THE CURRENT LANDSCAPE

The publication of the European Commission’s proposed Artificial Intelligence Act (AI Act) in April 2021 marked a key milestone in AI governance. Once it enters into force, the Act will be the first general legal framework on AI anywhere in the world. The Commission has expressed hopes that the Act will set the global agenda as a gold standard for future AI regulation. Although the Act uses the language of auditing rather than assurance, it introduces several requirements that businesses will need to operationalise through assurance tools and services. 

Meanwhile, the UK government is soon expected to publish its much-anticipated White Paper which will set out its own regulatory approach. This follows the recent publication of its roadmap for an effective AI assurance ecosystem. In the United States, regulatory efforts have so far been more hands-off, with an agency-by-agency approach rather than general regulation. In Japan, the Ministry of Economy, Trade, and Industry (METI) has recently updated its voluntary guidelines on AI governance. 

THE EU AI ACT 

The draft Act lays down rules for AI systems which are developed or used in the EU. It takes a risk-based regulatory approach which distinguishes between AI systems deemed to present unacceptable risks – which are prohibited altogether – and systems carrying different levels of acceptable risk which are permitted. For “high-risk” systems, a range of mandatory requirements (including a conformity assessment) must be met before a system can be placed on the market. 

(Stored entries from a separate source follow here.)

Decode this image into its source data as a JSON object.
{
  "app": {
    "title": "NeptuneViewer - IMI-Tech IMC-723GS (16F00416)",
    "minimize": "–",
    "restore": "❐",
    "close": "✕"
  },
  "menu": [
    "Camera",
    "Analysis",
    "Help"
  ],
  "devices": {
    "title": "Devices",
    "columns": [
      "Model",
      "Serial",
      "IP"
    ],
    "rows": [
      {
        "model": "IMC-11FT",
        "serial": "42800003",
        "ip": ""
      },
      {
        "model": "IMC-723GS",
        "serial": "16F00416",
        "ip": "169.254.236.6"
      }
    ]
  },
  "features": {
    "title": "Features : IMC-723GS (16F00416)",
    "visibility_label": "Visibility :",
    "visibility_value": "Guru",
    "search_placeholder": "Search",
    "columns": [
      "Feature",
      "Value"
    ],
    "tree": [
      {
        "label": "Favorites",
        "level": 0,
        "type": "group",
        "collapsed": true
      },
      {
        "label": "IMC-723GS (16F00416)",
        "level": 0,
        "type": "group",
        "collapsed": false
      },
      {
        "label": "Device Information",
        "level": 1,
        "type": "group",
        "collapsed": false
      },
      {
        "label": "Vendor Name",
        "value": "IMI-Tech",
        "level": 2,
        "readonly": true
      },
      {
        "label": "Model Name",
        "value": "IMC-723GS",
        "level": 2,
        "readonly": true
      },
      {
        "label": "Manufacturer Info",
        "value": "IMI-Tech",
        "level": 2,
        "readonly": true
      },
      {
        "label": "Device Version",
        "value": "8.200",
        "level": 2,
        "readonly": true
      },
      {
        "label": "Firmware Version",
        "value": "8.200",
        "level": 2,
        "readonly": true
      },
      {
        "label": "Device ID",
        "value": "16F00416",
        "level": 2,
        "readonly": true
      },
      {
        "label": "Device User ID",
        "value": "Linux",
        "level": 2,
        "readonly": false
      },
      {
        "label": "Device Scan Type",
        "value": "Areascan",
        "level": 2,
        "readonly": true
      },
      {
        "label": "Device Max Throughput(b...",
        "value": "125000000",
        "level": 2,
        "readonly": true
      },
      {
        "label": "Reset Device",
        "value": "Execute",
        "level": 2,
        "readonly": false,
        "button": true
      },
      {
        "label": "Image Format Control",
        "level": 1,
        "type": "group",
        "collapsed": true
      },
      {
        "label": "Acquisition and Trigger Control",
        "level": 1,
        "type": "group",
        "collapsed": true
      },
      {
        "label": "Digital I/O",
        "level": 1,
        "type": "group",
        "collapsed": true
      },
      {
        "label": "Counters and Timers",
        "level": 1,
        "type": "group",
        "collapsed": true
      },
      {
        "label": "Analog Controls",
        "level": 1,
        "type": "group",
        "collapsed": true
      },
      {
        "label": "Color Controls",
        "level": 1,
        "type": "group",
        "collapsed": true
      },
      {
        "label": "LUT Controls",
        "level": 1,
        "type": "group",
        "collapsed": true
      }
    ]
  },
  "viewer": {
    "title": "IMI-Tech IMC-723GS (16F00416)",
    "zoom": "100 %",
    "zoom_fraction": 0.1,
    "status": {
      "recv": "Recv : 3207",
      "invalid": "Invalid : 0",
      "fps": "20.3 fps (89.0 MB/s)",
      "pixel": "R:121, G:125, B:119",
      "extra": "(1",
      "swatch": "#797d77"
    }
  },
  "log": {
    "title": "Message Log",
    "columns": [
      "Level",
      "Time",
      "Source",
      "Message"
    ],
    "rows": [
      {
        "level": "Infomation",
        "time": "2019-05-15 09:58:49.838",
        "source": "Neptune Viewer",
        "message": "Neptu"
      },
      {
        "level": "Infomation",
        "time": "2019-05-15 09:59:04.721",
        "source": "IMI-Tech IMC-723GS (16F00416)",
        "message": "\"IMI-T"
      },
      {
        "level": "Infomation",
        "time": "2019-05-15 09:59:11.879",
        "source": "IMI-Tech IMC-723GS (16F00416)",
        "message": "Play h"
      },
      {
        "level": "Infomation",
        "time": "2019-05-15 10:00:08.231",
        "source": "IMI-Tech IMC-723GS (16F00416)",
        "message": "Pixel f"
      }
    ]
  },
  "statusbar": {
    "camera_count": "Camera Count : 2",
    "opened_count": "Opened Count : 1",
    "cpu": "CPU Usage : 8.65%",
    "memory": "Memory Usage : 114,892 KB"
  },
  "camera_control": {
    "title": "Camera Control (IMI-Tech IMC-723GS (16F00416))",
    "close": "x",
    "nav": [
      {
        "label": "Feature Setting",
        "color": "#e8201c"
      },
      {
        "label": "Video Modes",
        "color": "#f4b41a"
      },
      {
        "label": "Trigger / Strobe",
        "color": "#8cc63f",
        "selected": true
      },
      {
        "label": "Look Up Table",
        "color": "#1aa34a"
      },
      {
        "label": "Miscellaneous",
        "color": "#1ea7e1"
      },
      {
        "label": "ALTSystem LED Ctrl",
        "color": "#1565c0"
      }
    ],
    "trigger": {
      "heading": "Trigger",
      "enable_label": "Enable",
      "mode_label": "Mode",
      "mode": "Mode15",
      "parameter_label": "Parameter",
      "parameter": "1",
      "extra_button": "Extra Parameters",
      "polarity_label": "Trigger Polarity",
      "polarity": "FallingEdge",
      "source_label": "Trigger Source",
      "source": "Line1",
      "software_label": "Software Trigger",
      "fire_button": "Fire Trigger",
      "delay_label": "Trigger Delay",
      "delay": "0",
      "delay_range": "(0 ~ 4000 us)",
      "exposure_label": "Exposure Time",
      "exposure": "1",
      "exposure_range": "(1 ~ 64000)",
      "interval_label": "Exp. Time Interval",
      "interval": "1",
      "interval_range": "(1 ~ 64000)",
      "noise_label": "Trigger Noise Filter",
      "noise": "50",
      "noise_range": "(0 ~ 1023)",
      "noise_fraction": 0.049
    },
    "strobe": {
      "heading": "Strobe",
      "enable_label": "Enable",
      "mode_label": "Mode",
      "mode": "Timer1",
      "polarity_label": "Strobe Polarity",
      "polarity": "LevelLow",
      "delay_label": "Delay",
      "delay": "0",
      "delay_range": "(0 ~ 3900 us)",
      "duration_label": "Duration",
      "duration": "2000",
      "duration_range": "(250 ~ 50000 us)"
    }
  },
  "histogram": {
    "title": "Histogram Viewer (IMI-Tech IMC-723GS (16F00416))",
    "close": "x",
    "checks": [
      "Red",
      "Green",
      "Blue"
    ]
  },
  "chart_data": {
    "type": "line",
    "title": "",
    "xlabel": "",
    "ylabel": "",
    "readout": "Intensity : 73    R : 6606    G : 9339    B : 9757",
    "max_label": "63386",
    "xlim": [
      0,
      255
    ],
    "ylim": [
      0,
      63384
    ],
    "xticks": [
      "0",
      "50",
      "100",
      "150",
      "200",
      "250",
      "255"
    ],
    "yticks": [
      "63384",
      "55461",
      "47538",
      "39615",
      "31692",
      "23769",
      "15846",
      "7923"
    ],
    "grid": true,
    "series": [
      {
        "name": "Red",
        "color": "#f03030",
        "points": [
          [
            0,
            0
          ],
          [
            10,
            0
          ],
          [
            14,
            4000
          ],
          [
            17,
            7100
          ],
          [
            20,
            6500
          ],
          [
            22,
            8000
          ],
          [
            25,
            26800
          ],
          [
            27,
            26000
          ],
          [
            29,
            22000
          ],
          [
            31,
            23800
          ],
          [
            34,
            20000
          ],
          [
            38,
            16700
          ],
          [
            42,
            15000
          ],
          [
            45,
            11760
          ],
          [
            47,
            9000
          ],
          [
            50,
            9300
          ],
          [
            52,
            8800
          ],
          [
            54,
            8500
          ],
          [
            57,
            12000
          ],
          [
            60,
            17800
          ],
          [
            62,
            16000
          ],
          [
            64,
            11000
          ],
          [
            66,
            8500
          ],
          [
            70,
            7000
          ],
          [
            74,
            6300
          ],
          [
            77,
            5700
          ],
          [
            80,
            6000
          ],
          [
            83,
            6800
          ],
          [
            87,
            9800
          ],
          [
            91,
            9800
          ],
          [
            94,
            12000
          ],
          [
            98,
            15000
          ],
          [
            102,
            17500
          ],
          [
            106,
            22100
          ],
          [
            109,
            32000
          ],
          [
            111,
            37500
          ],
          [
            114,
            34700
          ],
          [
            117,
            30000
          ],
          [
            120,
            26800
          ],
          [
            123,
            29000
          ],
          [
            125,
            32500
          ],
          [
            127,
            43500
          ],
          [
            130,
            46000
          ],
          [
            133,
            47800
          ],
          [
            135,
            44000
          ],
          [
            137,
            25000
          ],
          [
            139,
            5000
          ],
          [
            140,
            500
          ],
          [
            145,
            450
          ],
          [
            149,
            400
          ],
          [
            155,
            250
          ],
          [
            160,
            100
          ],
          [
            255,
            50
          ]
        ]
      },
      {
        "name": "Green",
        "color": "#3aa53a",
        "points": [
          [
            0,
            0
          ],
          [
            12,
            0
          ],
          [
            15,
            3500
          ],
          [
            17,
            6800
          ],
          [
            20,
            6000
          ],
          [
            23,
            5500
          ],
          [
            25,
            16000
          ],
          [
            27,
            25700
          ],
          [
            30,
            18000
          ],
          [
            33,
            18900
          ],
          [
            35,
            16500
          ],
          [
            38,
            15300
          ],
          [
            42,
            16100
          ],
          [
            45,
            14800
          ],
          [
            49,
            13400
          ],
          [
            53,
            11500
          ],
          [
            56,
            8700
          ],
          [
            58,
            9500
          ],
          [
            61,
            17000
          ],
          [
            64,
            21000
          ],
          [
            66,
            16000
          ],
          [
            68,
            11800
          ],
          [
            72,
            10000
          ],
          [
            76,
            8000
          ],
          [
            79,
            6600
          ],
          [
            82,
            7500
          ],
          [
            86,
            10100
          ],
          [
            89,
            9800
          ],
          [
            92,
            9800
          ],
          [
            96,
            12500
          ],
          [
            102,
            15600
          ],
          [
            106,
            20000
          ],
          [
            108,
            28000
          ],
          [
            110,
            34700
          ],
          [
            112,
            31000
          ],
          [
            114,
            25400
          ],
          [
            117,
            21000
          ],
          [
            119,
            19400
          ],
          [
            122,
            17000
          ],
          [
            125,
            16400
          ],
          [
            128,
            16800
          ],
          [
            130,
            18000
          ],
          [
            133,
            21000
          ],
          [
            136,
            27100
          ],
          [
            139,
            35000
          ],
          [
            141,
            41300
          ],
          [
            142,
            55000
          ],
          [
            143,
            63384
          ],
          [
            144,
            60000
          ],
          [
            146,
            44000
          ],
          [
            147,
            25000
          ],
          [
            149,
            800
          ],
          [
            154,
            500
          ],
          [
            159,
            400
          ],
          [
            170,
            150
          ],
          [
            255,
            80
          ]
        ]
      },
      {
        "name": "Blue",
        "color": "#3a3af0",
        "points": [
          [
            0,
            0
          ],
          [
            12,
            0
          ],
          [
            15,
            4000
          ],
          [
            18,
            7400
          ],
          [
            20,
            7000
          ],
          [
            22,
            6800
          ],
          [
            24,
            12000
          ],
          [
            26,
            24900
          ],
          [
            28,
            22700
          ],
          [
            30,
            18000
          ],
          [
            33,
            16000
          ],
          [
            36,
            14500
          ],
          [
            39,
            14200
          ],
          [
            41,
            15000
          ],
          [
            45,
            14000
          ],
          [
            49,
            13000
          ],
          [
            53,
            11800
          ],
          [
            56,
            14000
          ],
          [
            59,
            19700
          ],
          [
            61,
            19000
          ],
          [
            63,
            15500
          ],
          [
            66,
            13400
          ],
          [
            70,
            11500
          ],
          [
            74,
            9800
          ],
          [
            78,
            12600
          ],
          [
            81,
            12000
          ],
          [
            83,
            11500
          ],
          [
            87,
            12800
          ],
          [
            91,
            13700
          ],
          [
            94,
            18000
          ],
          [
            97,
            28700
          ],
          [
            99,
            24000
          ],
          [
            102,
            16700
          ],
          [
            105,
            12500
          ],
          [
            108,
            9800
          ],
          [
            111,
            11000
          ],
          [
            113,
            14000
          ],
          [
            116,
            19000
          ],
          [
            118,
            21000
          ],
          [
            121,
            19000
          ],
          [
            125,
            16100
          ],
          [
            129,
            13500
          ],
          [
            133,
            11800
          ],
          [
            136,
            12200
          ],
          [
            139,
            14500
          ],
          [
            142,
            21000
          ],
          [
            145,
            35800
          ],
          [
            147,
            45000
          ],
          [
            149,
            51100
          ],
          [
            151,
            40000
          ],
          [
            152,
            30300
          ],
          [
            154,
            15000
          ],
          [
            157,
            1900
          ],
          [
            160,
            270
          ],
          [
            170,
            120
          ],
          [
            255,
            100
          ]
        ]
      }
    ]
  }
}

When it comes to assurance, these systems categorised as high-risk will carry significant obligations. Unless already covered by existing rules, a high-risk AI system will need to undergo conformity assessment, and registration in an EU-wide database must also be completed. After this, providers must establish post-market monitoring plans to document the performance of systems throughout their lifetimes. 

As stated in the draft Act itself, standards will play a key role in providing the technical solutions needed to ensure compliance, and will be a means for providers to demonstrate conformity. Although many relevant standards already exist, new harmonised EU standards will be developed. The Act will also complement existing and forthcoming EU safety regulation. 

At present, the AI Act remains a proposal. It will be the subject of complex legislative negotiations, and is not expected to be finalised before 2023. The text is now being discussed and amended by the Council, and in the Parliament, which recently published a draft report by the two MEPs leading on the legislation. Once the Act is finalised, there will be a transition period of 24 months. 

AI STANDARDISATION 

While regulation sets out what business must do to meet legal requirements, standards provide technical specifications detailing how they can comply and demonstrate best practice. Unlike legislation, they are voluntary and developed by consensus in independent organisations. As well as product standards, international standards can take the form of test methods, codes of practice, guideline standards and management systems standards. They will play an increasingly crucial role in the adoption and effective governance of AI. 

The first international standards committee to look at the entire AI ecosystem (ISO/IEC JTC 1/SC 42) was established in early 2018, and has so far published 11 standards, with a further 26 under development. The committee’s work is based on five working groups covering different themes. Some of these standards will be foundational in setting agreed terminology and good practice. 

Other bodies have also been developing standards around AI. These include the  IEEE’s working group on ethical issues in AI, P7000, as well as the European Standards Organisations ETSI, CEN and CENELEC. The latter two have established a joint technical committee which will identify and adopt international standards already available or under from other organisations, including ISO/IEC JTC 1/SC 42. 

At the national level, standardisation initiatives have been developed in countries including China, the United States, and the UK. The UK has recently launched an AI Standards Hub which will aim to bring the AI community together and create tools and materials to help organisations to develop and benefit from standards. 

THE FUTURE OF AI ASSURANCE

With further developments on the horizon, organisations will need to keep up with and be prepared to operationalise new rules and standards. As well as fulfilling legal requirements, assurance enables businesses to demonstrate trustworthiness to stakeholders. Building this trust is essential for promoting the adoption and unleashing the benefits of AI across the economy. 

In the UK, the EU and elsewhere, AI assurance ecosystems remain underdeveloped. As part of its AI assurance roadmap, the UK government’s Centre for Data Ethics and Innovation (CDEI) has developed a guide to AI assurance which sets out the possible techniques and methods which could be used. 

The AI Assurance Club brings together the organisations and people best equipped to respond to these challenges. Our members have broad expertise and share our goal of shaping and understanding the emerging AI assurance ecosystem.